Gutes tun ist die beste Imagekampagne
Ein schlechter Ruf hat schlechte Folgen. Nämlich dass die Professoren, Bahn-Instandhaltungsmechaniker und Nachwuchs-Mediziner wegbleiben, die man eigentlich braucht. Deshalb ist nun diese Imagekampagne da. Alles von der Modellstadt für Klimaschutz und so weiter bis zu den dichten Schlafmedizinern steht da nochmal drin. Ob eine solche Kampagne wirklich ein gutes Image bringt, weiß ich auch nicht. Aber ich stelle fest: Die Cottbuser nehmen ihr Image in die eigenen Hände. Es kommen wieder Kriegsflüchtlinge – und es läuft viel besser als beim letzten Mal. Cottbus, darauf kannst Du stolz sein!
Zur Herzlichkeit und Hilfsbereitschaft sollte nun noch etwas Drittes kommen, nämlich Eigennutz. Ja, Eigennutz. Die Aufnahme von Schutzsuchenden kann auch eine Win-Win-Situation ergeben. Wenn Cottbus diesen Menschen jetzt den Aufenthalt ermöglicht und gute Bedingungen dafür schafft, dann bleiben sie vielleicht länger. Es könnte auch helfen, die besseren Standortfaktoren zu erwähnen. Zum Beispiel die 7.000 freien Jobs in attraktiven Zukunftsbranchen, die in den nächsten Jahren entstehen. Rund um Cottbus werden Fachkräfte für Verkauf, Büro und Sekretariat händeringend gesucht. Dazu Personal für Reinigung und Gastronomie, Köchinnen und Bauelektriker, Meinungsforscherinnen und Berufskraftfahrer. Was die Statistik der Bundesagentur für Arbeit im Bezirk Cottbus nicht erfasst: Gesucht werden auch Tausende von Wissenschaftlern. Außerdem: Anders als in Berlin findet man hier eine bezahlbare Wohnung, ohne anzustehen, und einen Platz in der Kita, den man nicht schon bei der Eheschließung beantragen muss.
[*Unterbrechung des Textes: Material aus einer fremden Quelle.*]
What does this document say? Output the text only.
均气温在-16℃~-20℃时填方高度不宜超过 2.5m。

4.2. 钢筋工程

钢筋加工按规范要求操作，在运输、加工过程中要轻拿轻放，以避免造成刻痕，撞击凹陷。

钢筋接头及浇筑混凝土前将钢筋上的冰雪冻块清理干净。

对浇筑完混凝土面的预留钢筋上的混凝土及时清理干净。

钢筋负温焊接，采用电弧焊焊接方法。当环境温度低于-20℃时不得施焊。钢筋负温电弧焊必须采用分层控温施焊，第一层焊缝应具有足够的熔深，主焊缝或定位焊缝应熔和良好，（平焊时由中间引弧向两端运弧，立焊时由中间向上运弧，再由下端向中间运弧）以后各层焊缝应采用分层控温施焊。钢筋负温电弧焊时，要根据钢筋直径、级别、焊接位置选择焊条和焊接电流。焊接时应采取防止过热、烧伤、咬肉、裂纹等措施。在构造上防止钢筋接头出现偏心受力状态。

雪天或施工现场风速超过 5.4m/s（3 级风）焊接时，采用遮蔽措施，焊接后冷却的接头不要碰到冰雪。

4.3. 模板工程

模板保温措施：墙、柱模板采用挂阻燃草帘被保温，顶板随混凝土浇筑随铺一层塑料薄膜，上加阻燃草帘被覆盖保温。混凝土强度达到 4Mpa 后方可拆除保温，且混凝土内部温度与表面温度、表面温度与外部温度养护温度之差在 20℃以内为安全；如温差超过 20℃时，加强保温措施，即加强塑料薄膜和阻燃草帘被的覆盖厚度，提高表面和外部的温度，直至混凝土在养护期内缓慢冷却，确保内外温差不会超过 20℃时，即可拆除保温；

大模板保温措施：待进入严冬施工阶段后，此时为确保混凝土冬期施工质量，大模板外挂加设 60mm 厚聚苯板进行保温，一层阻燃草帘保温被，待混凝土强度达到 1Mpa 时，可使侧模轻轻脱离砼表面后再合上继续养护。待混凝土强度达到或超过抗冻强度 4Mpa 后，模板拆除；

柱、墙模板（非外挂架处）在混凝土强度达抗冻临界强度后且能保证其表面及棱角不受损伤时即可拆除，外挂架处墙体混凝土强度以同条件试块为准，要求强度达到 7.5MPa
Mit dem Willkommen fängt es an. Jetzt müssen Anreize zum Hierbleiben folgen. Wer will, dass Cottbus eine Boomtown wird, muss mehr tun, als eine hübsche Domain zu sichern. Eine Kampagne mit Videos, in denen bekannte Persönlichkeiten durch die Stadtlandschaft laufen und hoffnungsvoll in den Himmel schauen, mag ganz nett sein. Besser sind aber Bilder in den Nachrichten, die zeigen, wie Menschen andere Menschen am Bahnhof empfangen und umsorgen. Was die Cottbuser Bürgerinnen und Bürger gerade leisten, ihr aktives Tun, ihre Hilfsbereitschaft – all das bringt der Stadt und ihrem Image mehr als jede Kampagne.